Abstract
Student engagement is a key construct in learning achievement, especially in digital and technology-enhanced educational environments. However, multi-modal data including facial expressions, vocal prosody, physiological data, and interaction logs are increasingly available, yet existing systems rely on single-modal or homogeneous models, which impairs their prediction power and generalizability. To mitigate these drawbacks, we propose a Heterogeneous Multi- Model Ensemble Framework (HMMEF) incorporation of Convolutional, Recurrent, Support Vector Machine and Decision Tree for predicting and improving student engagement.
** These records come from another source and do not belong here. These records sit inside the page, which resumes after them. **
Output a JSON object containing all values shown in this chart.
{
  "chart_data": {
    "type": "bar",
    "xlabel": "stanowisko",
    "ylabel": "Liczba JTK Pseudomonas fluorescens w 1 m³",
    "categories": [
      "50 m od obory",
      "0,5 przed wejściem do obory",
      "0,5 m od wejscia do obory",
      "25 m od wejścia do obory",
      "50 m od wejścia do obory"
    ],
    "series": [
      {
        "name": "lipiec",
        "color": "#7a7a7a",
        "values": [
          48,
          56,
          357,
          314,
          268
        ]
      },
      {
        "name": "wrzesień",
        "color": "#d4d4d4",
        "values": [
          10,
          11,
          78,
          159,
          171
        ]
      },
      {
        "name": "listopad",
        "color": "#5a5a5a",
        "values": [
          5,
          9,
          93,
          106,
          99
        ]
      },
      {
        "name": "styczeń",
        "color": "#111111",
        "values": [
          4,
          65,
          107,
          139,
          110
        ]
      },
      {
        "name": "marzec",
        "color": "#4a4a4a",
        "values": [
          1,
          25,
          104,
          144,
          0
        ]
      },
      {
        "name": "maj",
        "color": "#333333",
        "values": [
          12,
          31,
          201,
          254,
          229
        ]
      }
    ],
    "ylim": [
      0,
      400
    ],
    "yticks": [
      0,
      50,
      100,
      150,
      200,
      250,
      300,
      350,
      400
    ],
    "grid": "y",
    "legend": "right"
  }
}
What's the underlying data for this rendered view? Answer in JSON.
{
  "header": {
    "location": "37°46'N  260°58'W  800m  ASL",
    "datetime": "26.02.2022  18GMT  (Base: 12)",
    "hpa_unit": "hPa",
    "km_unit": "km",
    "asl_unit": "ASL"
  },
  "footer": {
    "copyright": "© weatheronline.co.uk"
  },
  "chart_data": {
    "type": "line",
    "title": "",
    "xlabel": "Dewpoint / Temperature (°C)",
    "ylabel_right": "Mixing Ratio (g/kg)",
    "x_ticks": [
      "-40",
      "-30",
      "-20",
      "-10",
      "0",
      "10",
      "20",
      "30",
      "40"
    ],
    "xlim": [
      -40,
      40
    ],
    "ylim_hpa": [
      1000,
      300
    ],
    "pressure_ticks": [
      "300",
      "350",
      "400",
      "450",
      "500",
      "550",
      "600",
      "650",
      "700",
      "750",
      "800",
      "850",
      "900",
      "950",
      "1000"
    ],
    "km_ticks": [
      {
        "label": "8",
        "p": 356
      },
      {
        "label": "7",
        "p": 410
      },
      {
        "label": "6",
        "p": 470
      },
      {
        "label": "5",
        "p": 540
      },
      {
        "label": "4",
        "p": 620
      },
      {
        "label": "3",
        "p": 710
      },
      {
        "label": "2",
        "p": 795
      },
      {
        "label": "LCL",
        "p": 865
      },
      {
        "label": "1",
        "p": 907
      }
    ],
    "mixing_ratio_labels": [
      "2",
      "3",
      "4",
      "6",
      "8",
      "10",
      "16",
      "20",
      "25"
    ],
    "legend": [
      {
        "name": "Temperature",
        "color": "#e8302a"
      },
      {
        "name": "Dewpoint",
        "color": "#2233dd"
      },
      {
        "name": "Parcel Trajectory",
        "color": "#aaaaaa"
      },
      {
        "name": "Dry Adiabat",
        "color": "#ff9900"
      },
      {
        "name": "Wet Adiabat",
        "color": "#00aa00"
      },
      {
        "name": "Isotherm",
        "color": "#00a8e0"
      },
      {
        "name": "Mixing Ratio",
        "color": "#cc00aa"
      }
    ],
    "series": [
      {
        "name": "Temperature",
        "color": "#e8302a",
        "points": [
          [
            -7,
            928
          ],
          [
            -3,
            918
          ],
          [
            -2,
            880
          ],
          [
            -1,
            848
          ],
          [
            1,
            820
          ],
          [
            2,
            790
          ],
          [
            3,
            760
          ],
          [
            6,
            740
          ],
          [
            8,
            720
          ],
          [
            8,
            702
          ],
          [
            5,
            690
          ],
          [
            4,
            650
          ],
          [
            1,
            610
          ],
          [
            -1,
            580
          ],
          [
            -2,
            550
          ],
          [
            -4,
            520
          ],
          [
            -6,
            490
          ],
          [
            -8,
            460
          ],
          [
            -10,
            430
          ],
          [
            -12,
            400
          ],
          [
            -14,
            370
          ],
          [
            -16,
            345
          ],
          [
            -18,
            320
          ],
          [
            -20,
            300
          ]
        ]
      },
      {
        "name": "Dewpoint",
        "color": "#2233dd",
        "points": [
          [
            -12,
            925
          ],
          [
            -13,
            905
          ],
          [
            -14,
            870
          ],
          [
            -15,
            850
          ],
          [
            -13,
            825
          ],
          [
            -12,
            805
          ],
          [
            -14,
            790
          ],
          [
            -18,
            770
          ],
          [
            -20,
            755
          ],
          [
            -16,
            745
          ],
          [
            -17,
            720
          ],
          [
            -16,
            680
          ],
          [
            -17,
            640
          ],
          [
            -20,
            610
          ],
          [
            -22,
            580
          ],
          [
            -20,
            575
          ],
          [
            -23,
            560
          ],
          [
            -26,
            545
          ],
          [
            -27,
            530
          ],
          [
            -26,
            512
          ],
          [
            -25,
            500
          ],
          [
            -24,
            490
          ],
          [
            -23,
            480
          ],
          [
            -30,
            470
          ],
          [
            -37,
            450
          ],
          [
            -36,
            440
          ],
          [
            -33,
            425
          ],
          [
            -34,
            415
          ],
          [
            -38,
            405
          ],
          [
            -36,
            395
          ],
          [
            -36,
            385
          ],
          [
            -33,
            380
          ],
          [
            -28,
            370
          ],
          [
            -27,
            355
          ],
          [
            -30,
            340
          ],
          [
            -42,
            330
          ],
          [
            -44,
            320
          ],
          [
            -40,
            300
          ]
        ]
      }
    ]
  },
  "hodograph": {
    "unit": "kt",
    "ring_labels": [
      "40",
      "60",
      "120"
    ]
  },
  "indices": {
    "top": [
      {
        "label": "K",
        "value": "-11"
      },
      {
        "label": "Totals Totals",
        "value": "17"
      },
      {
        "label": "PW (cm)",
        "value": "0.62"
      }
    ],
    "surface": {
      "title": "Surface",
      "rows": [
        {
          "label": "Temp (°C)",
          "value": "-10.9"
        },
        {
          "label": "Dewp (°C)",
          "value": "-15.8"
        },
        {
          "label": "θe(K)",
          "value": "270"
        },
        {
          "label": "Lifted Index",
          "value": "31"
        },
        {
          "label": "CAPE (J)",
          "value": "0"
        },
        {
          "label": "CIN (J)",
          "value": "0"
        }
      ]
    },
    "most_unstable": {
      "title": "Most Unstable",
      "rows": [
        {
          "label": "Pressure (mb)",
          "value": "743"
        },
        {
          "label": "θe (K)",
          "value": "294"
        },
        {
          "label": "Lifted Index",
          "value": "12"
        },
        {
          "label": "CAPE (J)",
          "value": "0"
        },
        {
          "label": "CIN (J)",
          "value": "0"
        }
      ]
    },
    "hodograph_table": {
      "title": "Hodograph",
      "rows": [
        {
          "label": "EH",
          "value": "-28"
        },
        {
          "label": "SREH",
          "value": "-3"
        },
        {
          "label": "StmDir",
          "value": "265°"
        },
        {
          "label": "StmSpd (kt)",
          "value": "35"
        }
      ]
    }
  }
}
Using pre-defined multimodal data sets, the framework utilizes dynamic adaptive weighting to determine model contributions through real-time data quality. Experiments on several educational datasets show that HMMEF achieves superior performance compared with classical single model classifiers with higher performance accuracy, better scalability, and interpretability. Furthermore, the tool detects actionable engagement patterns and recommendations for personalized learning interventions, offering a scalable and adaptable platform for intelligent tutoring systems and real-time multimodal analytics in education.
Keywords: Adaptive Weighting Framework, Ensemble Machine Learning, Intelligent Tutoring Systems, Multimodal Learning Analytics, Student Engagement Prediction.